Children arrive with immense creativity and radical forms of expression, most often lived out through play, movement, and relationship. Attending to this is not about abandoning attentiveness to development or support, but about resisting educational logics that narrow what is valued or visible.
These tensions, between care and accountability, attentiveness and assessment, aspiration and constraint, are not easily resolved, and perhaps shouldn’t be. They are part of the ongoing complexity of engaging seriously with social justice in the early years, and they are questions I’m continuing to sit with as the book takes shape.
Mud
A colleague shared a really interesting article with me recently, From risky play to dirty play: why young children need ‘dirty’ nature play in their lives. It is open access and broadly speaks to value of letting children get dirty!

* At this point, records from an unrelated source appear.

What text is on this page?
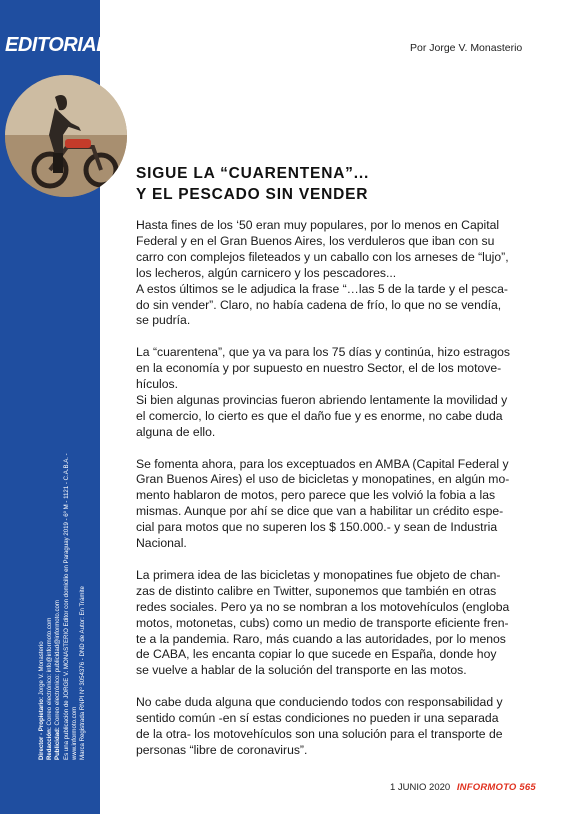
EDITORIAL
Director - Propietario: Jorge V. Monasterio
Redacción: Correo electrónico: info@informoto.com
Publicidad: Correo electrónico: publicidad@informoto.com Es una publicación de JORGE V. MONASTERIO Editor con domicilio en Paraguay 2019 - 6º M - 1121 - C.A.B.A. - www.informoto.com Marca Registrada RNPI Nº 3054376 - DND de Autor: En Trámite
Por Jorge V. Monasterio
SIGUE LA “CUARENTENA”...
Y EL PESCADO SIN VENDER

Hasta fines de los ‘50 eran muy populares, por lo menos en Capital
Federal y en el Gran Buenos Aires, los verduleros que iban con su
carro con complejos fileteados y un caballo con los arneses de “lujo”,
los lecheros, algún carnicero y los pescadores...
A estos últimos se le adjudica la frase “…las 5 de la tarde y el pesca-
do sin vender”. Claro, no había cadena de frío, lo que no se vendía,
se pudría.

La “cuarentena”, que ya va para los 75 días y continúa, hizo estragos
en la economía y por supuesto en nuestro Sector, el de los motove-
hículos.
Si bien algunas provincias fueron abriendo lentamente la movilidad y
el comercio, lo cierto es que el daño fue y es enorme, no cabe duda
alguna de ello.

Se fomenta ahora, para los exceptuados en AMBA (Capital Federal y
Gran Buenos Aires) el uso de bicicletas y monopatines, en algún mo-
mento hablaron de motos, pero parece que les volvió la fobia a las
mismas. Aunque por ahí se dice que van a habilitar un crédito espe-
cial para motos que no superen los $ 150.000.- y sean de Industria
Nacional.

La primera idea de las bicicletas y monopatines fue objeto de chan-
zas de distinto calibre en Twitter, suponemos que también en otras
redes sociales. Pero ya no se nombran a los motovehículos (engloba
motos, motonetas, cubs) como un medio de transporte eficiente fren-
te a la pandemia. Raro, más cuando a las autoridades, por lo menos
de CABA, les encanta copiar lo que sucede en España, donde hoy
se vuelve a hablar de la solución del transporte en las motos.

No cabe duda alguna que conduciendo todos con responsabilidad y
sentido común -en sí estas condiciones no pueden ir una separada
de la otra- los motovehículos son una solución para el transporte de
personas “libre de coronavirus”.

1 JUNIO 2020 INFORMOTO 565
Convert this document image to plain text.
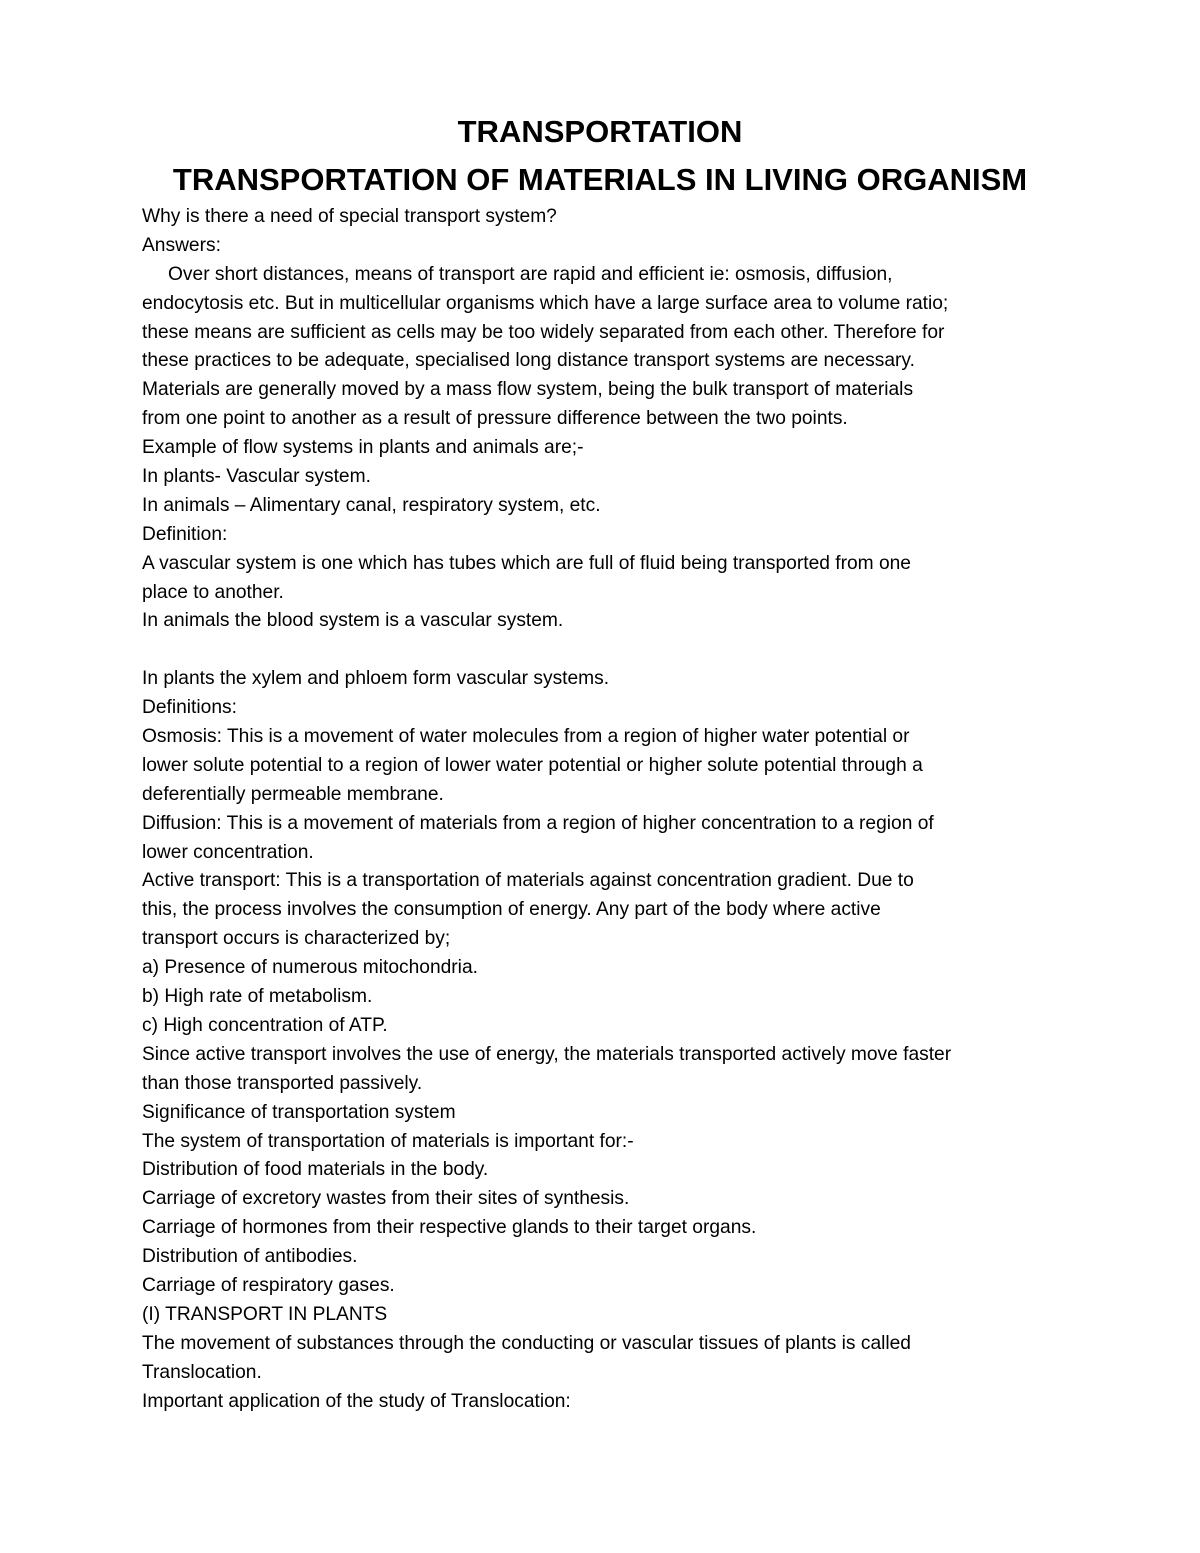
TRANSPORTATION
TRANSPORTATION OF MATERIALS IN LIVING ORGANISM
Why is there a need of special transport system?
Answers:
Over short distances, means of transport are rapid and efficient ie: osmosis, diffusion,
endocytosis etc. But in multicellular organisms which have a large surface area to volume ratio;
these means are sufficient as cells may be too widely separated from each other. Therefore for
these practices to be adequate, specialised long distance transport systems are necessary.
Materials are generally moved by a mass flow system, being the bulk transport of materials
from one point to another as a result of pressure difference between the two points.
Example of flow systems in plants and animals are;-
In plants- Vascular system.
In animals – Alimentary canal, respiratory system, etc.
Definition:
A vascular system is one which has tubes which are full of fluid being transported from one
place to another.
In animals the blood system is a vascular system.
In plants the xylem and phloem form vascular systems.
Definitions:
Osmosis: This is a movement of water molecules from a region of higher water potential or
lower solute potential to a region of lower water potential or higher solute potential through a
deferentially permeable membrane.
Diffusion: This is a movement of materials from a region of higher concentration to a region of
lower concentration.
Active transport: This is a transportation of materials against concentration gradient. Due to
this, the process involves the consumption of energy. Any part of the body where active
transport occurs is characterized by;
a) Presence of numerous mitochondria.
b) High rate of metabolism.
c) High concentration of ATP.
Since active transport involves the use of energy, the materials transported actively move faster
than those transported passively.
Significance of transportation system
The system of transportation of materials is important for:-
Distribution of food materials in the body.
Carriage of excretory wastes from their sites of synthesis.
Carriage of hormones from their respective glands to their target organs.
Distribution of antibodies.
Carriage of respiratory gases.
(I) TRANSPORT IN PLANTS
The movement of substances through the conducting or vascular tissues of plants is called
Translocation.
Important application of the study of Translocation:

I wrote a little bit about this in my PhD. This is an (admittedly a bit dense!) extract from my fieldwork on the environment in which the children were developing their sense of selves:
“The fact, too, that the environment during my time there was ordinarily muddy meant that I did not witness any child show an aversion to being dirty for any extended period of time, regardless of their gender. The children were also free to move and redistribute the mud, or the mud was free to move and distribute the children, wherever they liked. There were no coded discursive orders for the children to ‘keep it in a certain area’, as is often the case with more conventional ‘mud kitchens’. Aesthetically, none of the materials at Wood Fire were painted in what was described to me as ‘rainbow throw-up’ colours
Wood Fire still followed health and safety requirements, especially because of the ongoing coronavirus. Children were always required to wash their hands for meals. If they became muddy or wet to a point that it was uncomfortable for them then they would be encouraged (first, and then asked) to change their clothes (the younger children were given additional support here). The material resources were also cleaned on a rota basis. My point is that the materiality of the environment elided the conformative (white) hygienic sublime (Glabau, 2019)
Overall, it felt clear that Wood Fire’s refusal to demarcate ‘what goes where’ with the mud and not subscribe to often the tyrannous standards of ‘tidying up’ created a smooth space for the children to express their subjectivities-otherwise (Deleuze and Guattari, 1987). The intra-action of-mud-child-waterproofs through assemblages challenged determinate cultural and moral (and therefore thoroughly political) knowledges about cleanliness and messiness.”
So, a reflection question to leave you with:
What assumptions about cleanliness, order, and “appropriate” behaviour are built into your environment, and how might these shape the kinds of selves children are able to express, explore, or hold back?
Thank you for reading, and for spending time with these Notes.